New CEO Maps Out ATR’s Future
When taking the helm of a company that already owns a substantial portion of the regional aircraft market, one might be tempted to wonder if there’s anything more to be done. But Patrick de Castelbajac, who was appointed CEO of ATR at the beginning of June, knows there’s plenty of work left to do.
“When you’re at the top, the challenge is not only to stay at the top, but to find ways to continue to grow,” de Castelbajac told AIN. De Castelbajac succeeds Filippo Bagnato, whose four-year mandate, in accordance with ATR’s statutes, expired at the end of May.
Considering ATR’s dominance in the market, it’s easy to understand the new CEO’s challenge. Since 2009 ATR has captured more than 40 percent of the global market for 50- to 90-seat regional aircraft. Orders for its ATR -600 series, launched in 2010, already exceed 500 aircraft. The company boasts a record-breaking backlog, which has doubled in less than four years. At more than 320 and valued at $7.9 billion, the backlog stands as the strongest among all regional aircraft with 90 or fewer seats, ATR claims.
“We’re in the midst of commercial aviation’s most ambitious ramp-up in recent years, increasing by 37 percent in the last two,” de Castelbajac said. “We are set to deliver 80 aircraft this year and are positioning ourselves to reach 95 next year and 100 by 2016.”
De Castelbajac, who came to ATR from Airbus, where he served as head of contracts negotiations since 2010, noted that one cannot sit on past successes. “I intend to keep ATR powering forward,” he said. “Our recently EASA-certified PW127N engines and enhanced avionics suite are excellent examples of how ATR is doing this.”

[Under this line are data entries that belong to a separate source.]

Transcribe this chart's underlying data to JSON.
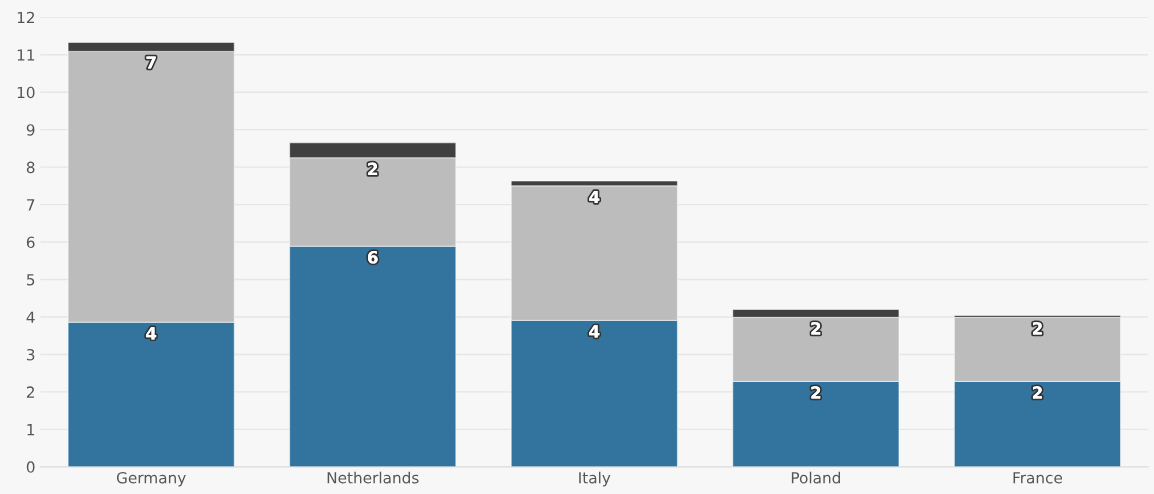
{
  "chart_data": {
    "type": "bar",
    "stacked": true,
    "categories": [
      "Germany",
      "Netherlands",
      "Italy",
      "Poland",
      "France"
    ],
    "series": [
      {
        "color": "#33749f",
        "values": [
          3.86,
          5.89,
          3.91,
          2.28,
          2.28
        ],
        "value_labels": [
          "4",
          "6",
          "4",
          "2",
          "2"
        ]
      },
      {
        "color": "#bcbcbc",
        "values": [
          7.23,
          2.36,
          3.59,
          1.71,
          1.71
        ],
        "value_labels": [
          "7",
          "2",
          "4",
          "2",
          "2"
        ]
      },
      {
        "color": "#404040",
        "values": [
          0.24,
          0.4,
          0.13,
          0.21,
          0.05
        ]
      }
    ],
    "ylim": [
      0,
      12
    ],
    "yticks": [
      0,
      1,
      2,
      3,
      4,
      5,
      6,
      7,
      8,
      9,
      10,
      11,
      12
    ],
    "grid": "y"
  }
}
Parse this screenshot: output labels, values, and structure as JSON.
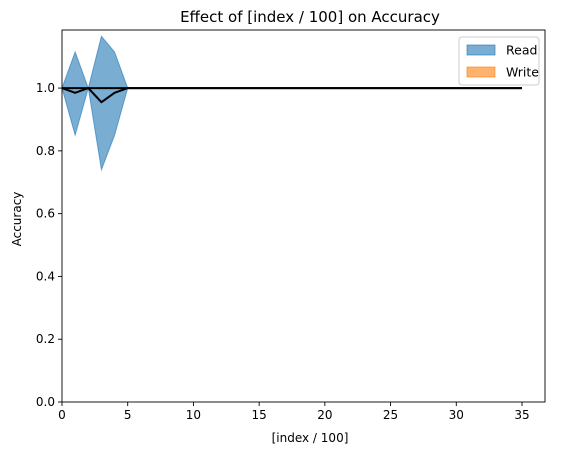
{
  "chart_data": {
    "type": "line",
    "title": "Effect of [index / 100] on Accuracy",
    "xlabel": "[index / 100]",
    "ylabel": "Accuracy",
    "xlim": [
      0,
      36.75
    ],
    "ylim": [
      0,
      1.185
    ],
    "grid": false,
    "legend_placement": "top-right",
    "x_ticks": [
      0,
      5,
      10,
      15,
      20,
      25,
      30,
      35
    ],
    "x_tick_labels": [
      "0",
      "5",
      "10",
      "15",
      "20",
      "25",
      "30",
      "35"
    ],
    "y_ticks": [
      0.0,
      0.2,
      0.4,
      0.6,
      0.8,
      1.0
    ],
    "y_tick_labels": [
      "0.0",
      "0.2",
      "0.4",
      "0.6",
      "0.8",
      "1.0"
    ],
    "series": [
      {
        "name": "Read",
        "color": "#1f77b4",
        "x": [
          0,
          1,
          2,
          3,
          4,
          5,
          6,
          7,
          8,
          9,
          10,
          11,
          12,
          13,
          14,
          15,
          16,
          17,
          18,
          19,
          20,
          21,
          22,
          23,
          24,
          25,
          26,
          27,
          28,
          29,
          30,
          31,
          32,
          33,
          34,
          35
        ],
        "mean": [
          1.0,
          0.985,
          1.0,
          0.955,
          0.985,
          1.0,
          1.0,
          1.0,
          1.0,
          1.0,
          1.0,
          1.0,
          1.0,
          1.0,
          1.0,
          1.0,
          1.0,
          1.0,
          1.0,
          1.0,
          1.0,
          1.0,
          1.0,
          1.0,
          1.0,
          1.0,
          1.0,
          1.0,
          1.0,
          1.0,
          1.0,
          1.0,
          1.0,
          1.0,
          1.0,
          1.0
        ],
        "upper": [
          1.0,
          1.115,
          1.0,
          1.165,
          1.115,
          1.0,
          1.0,
          1.0,
          1.0,
          1.0,
          1.0,
          1.0,
          1.0,
          1.0,
          1.0,
          1.0,
          1.0,
          1.0,
          1.0,
          1.0,
          1.0,
          1.0,
          1.0,
          1.0,
          1.0,
          1.0,
          1.0,
          1.0,
          1.0,
          1.0,
          1.0,
          1.0,
          1.0,
          1.0,
          1.0,
          1.0
        ],
        "lower": [
          1.0,
          0.85,
          1.0,
          0.74,
          0.85,
          1.0,
          1.0,
          1.0,
          1.0,
          1.0,
          1.0,
          1.0,
          1.0,
          1.0,
          1.0,
          1.0,
          1.0,
          1.0,
          1.0,
          1.0,
          1.0,
          1.0,
          1.0,
          1.0,
          1.0,
          1.0,
          1.0,
          1.0,
          1.0,
          1.0,
          1.0,
          1.0,
          1.0,
          1.0,
          1.0,
          1.0
        ]
      },
      {
        "name": "Write",
        "color": "#ff7f0e",
        "x": [
          0,
          1,
          2,
          3,
          4,
          5,
          6,
          7,
          8,
          9,
          10,
          11,
          12,
          13,
          14,
          15,
          16,
          17,
          18,
          19,
          20,
          21,
          22,
          23,
          24,
          25,
          26,
          27,
          28,
          29,
          30,
          31,
          32,
          33,
          34,
          35
        ],
        "mean": [
          1.0,
          1.0,
          1.0,
          1.0,
          1.0,
          1.0,
          1.0,
          1.0,
          1.0,
          1.0,
          1.0,
          1.0,
          1.0,
          1.0,
          1.0,
          1.0,
          1.0,
          1.0,
          1.0,
          1.0,
          1.0,
          1.0,
          1.0,
          1.0,
          1.0,
          1.0,
          1.0,
          1.0,
          1.0,
          1.0,
          1.0,
          1.0,
          1.0,
          1.0,
          1.0,
          1.0
        ],
        "upper": [
          1.0,
          1.0,
          1.0,
          1.0,
          1.0,
          1.0,
          1.0,
          1.0,
          1.0,
          1.0,
          1.0,
          1.0,
          1.0,
          1.0,
          1.0,
          1.0,
          1.0,
          1.0,
          1.0,
          1.0,
          1.0,
          1.0,
          1.0,
          1.0,
          1.0,
          1.0,
          1.0,
          1.0,
          1.0,
          1.0,
          1.0,
          1.0,
          1.0,
          1.0,
          1.0,
          1.0
        ],
        "lower": [
          1.0,
          1.0,
          1.0,
          1.0,
          1.0,
          1.0,
          1.0,
          1.0,
          1.0,
          1.0,
          1.0,
          1.0,
          1.0,
          1.0,
          1.0,
          1.0,
          1.0,
          1.0,
          1.0,
          1.0,
          1.0,
          1.0,
          1.0,
          1.0,
          1.0,
          1.0,
          1.0,
          1.0,
          1.0,
          1.0,
          1.0,
          1.0,
          1.0,
          1.0,
          1.0,
          1.0
        ]
      }
    ]
  }
}
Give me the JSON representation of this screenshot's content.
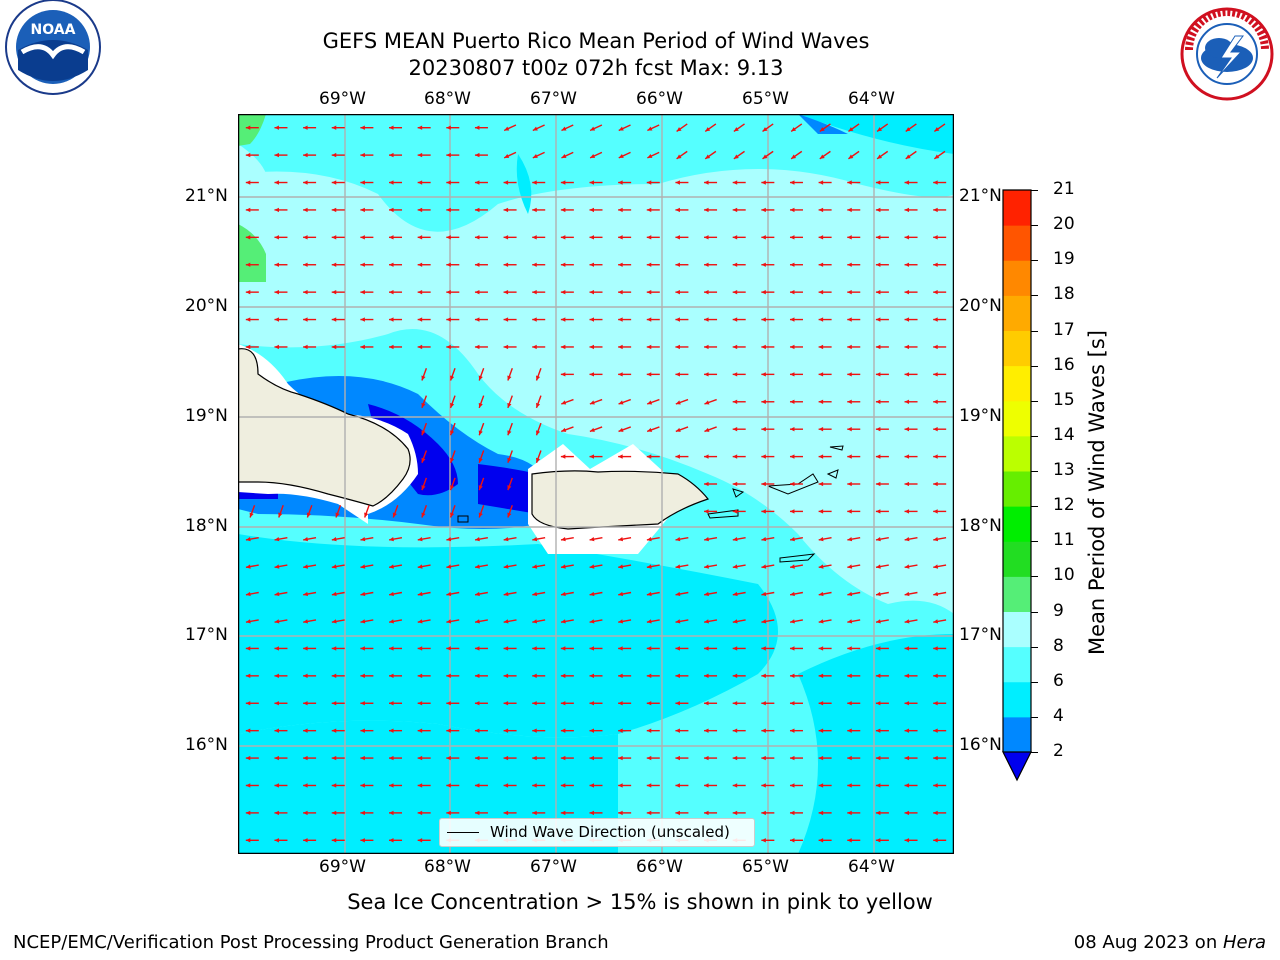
{
  "header": {
    "title_line1": "GEFS MEAN Puerto Rico Mean Period of Wind Waves",
    "title_line2": "20230807 t00z 072h fcst   Max: 9.13"
  },
  "logos": {
    "left": "noaa-logo",
    "right": "national-weather-service-logo"
  },
  "axes": {
    "lon_labels": [
      "69°W",
      "68°W",
      "67°W",
      "66°W",
      "65°W",
      "64°W"
    ],
    "lat_labels": [
      "21°N",
      "20°N",
      "19°N",
      "18°N",
      "17°N",
      "16°N"
    ]
  },
  "legend": {
    "label": "Wind Wave Direction (unscaled)"
  },
  "colorbar": {
    "title": "Mean Period of Wind Waves [s]",
    "levels": [
      "2",
      "4",
      "6",
      "8",
      "9",
      "10",
      "11",
      "12",
      "13",
      "14",
      "15",
      "16",
      "17",
      "18",
      "19",
      "20",
      "21"
    ],
    "colors": [
      "#0022ff",
      "#0088ff",
      "#00eeff",
      "#55ffff",
      "#aaffff",
      "#55ee77",
      "#22dd22",
      "#00ee00",
      "#66ee00",
      "#bbff00",
      "#eeff00",
      "#ffee00",
      "#ffcc00",
      "#ffaa00",
      "#ff8800",
      "#ff5500",
      "#ff2200",
      "#ff0000"
    ],
    "under_color": "#0000ee"
  },
  "note": "Sea Ice Concentration > 15% is shown in pink to yellow",
  "footer": {
    "left": "NCEP/EMC/Verification Post Processing Product Generation Branch",
    "date": "08 Aug 2023 on ",
    "machine": "Hera"
  }
}
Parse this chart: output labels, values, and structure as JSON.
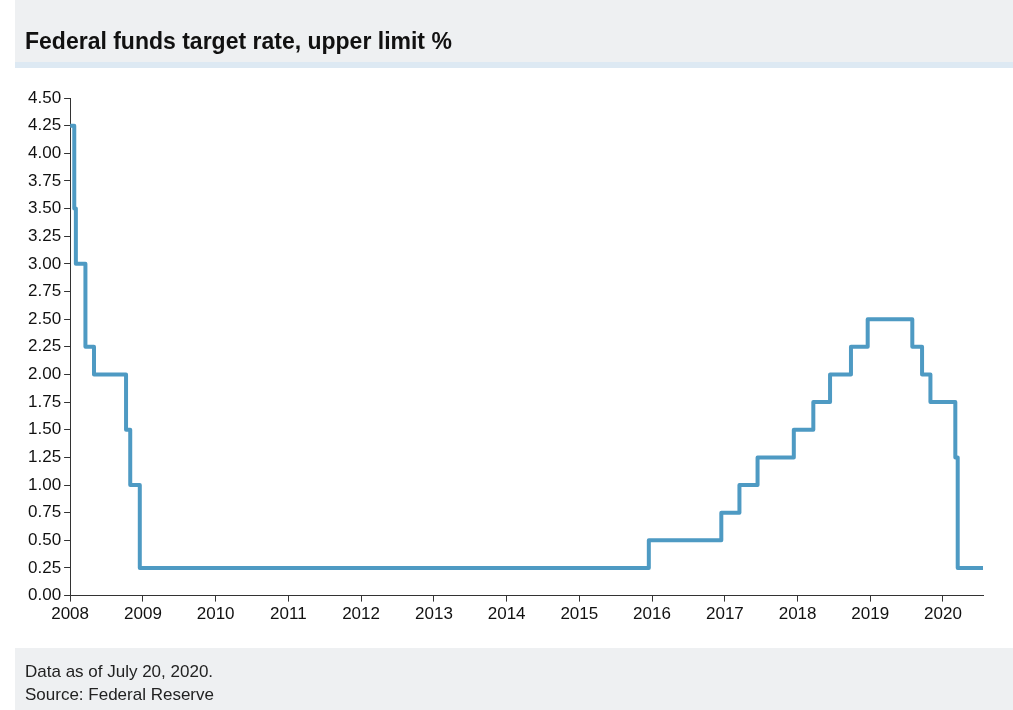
{
  "chart_data": {
    "type": "step",
    "title": "Federal funds target rate, upper limit %",
    "x": [
      "2008-01-01",
      "2008-01-22",
      "2008-01-30",
      "2008-03-18",
      "2008-04-30",
      "2008-10-08",
      "2008-10-29",
      "2008-12-16",
      "2015-12-16",
      "2016-12-14",
      "2017-03-15",
      "2017-06-14",
      "2017-12-13",
      "2018-03-21",
      "2018-06-13",
      "2018-09-26",
      "2018-12-19",
      "2019-07-31",
      "2019-09-18",
      "2019-10-30",
      "2020-03-03",
      "2020-03-15",
      "2020-07-20"
    ],
    "values": [
      4.25,
      3.5,
      3.0,
      2.25,
      2.0,
      1.5,
      1.0,
      0.25,
      0.5,
      0.75,
      1.0,
      1.25,
      1.5,
      1.75,
      2.0,
      2.25,
      2.5,
      2.25,
      2.0,
      1.75,
      1.25,
      0.25,
      0.25
    ],
    "color": "#4e9ac3",
    "xlim": [
      "2008-01-01",
      "2020-07-20"
    ],
    "xticks": [
      {
        "value": "2008",
        "label": "2008"
      },
      {
        "value": "2009",
        "label": "2009"
      },
      {
        "value": "2010",
        "label": "2010"
      },
      {
        "value": "2011",
        "label": "2011"
      },
      {
        "value": "2012",
        "label": "2012"
      },
      {
        "value": "2013",
        "label": "2013"
      },
      {
        "value": "2014",
        "label": "2014"
      },
      {
        "value": "2015",
        "label": "2015"
      },
      {
        "value": "2016",
        "label": "2016"
      },
      {
        "value": "2017",
        "label": "2017"
      },
      {
        "value": "2018",
        "label": "2018"
      },
      {
        "value": "2019",
        "label": "2019"
      },
      {
        "value": "2020",
        "label": "2020"
      }
    ],
    "ylim": [
      0,
      4.5
    ],
    "yticks": [
      {
        "value": 0,
        "label": "0.00"
      },
      {
        "value": 0.25,
        "label": "0.25"
      },
      {
        "value": 0.5,
        "label": "0.50"
      },
      {
        "value": 0.75,
        "label": "0.75"
      },
      {
        "value": 1,
        "label": "1.00"
      },
      {
        "value": 1.25,
        "label": "1.25"
      },
      {
        "value": 1.5,
        "label": "1.50"
      },
      {
        "value": 1.75,
        "label": "1.75"
      },
      {
        "value": 2,
        "label": "2.00"
      },
      {
        "value": 2.25,
        "label": "2.25"
      },
      {
        "value": 2.5,
        "label": "2.50"
      },
      {
        "value": 2.75,
        "label": "2.75"
      },
      {
        "value": 3,
        "label": "3.00"
      },
      {
        "value": 3.25,
        "label": "3.25"
      },
      {
        "value": 3.5,
        "label": "3.50"
      },
      {
        "value": 3.75,
        "label": "3.75"
      },
      {
        "value": 4,
        "label": "4.00"
      },
      {
        "value": 4.25,
        "label": "4.25"
      },
      {
        "value": 4.5,
        "label": "4.50"
      }
    ],
    "grid": false,
    "legend": false,
    "annotations": [
      "Data as of July 20, 2020.",
      "Source: Federal Reserve"
    ]
  }
}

The PW127N engines provide 4.5 percent more maximum takeoff power than the ATR 72-600’s PW127Ms, giving the aircraft better hot-and-high performance and opening more airports with challenging environments to ATR 72-600 operations.
ATR plans to introduce the engine progressively this year and next, and an Avianca aircraft is the first to be delivered with the upgrade. Operators can also convert from the PW127M to the new PW127N in the field with only minor hardware modifications.The airplane’s enhanced all-glass cockpit also plays a role in allowing operations at more airports. For example, its LPV system means the aircraft can now land independent of ground equipment commonly lacking at many secondary airports.
Both the engines and the avionics combine to cut fuel consumption and increase efficiency, creating what ATR characterizes as a remarkably green turboprop. Although markets have grown primarily in the Asia-Pacific region and South America, ATR sees promise in the long-stagnant and regulation-heavy European market.
As a mature market, Europe provides little room for fleet growth. However, ATR sees fleet renewal opportunities, noting that half of the turboprop regional aircraft in Europe comprise models no longer in production.
“The ATR 72-600 is the greenest regional aircraft,” claimed de Castelbajac. “In fact, a flight from Brussels to London with the ATR 72-600 burns less fuel than taking the Eurostar train between the two cities.
“This all exemplifies the ATR philosophy that I have inherited and intend to carry forward,” he added. “As a turboprop manufacturer, ATR is not in the field of speed, we are in the field of economy. And that means continuing to look for ways to increase the ATR’s efficiency and decrease its operating costs.”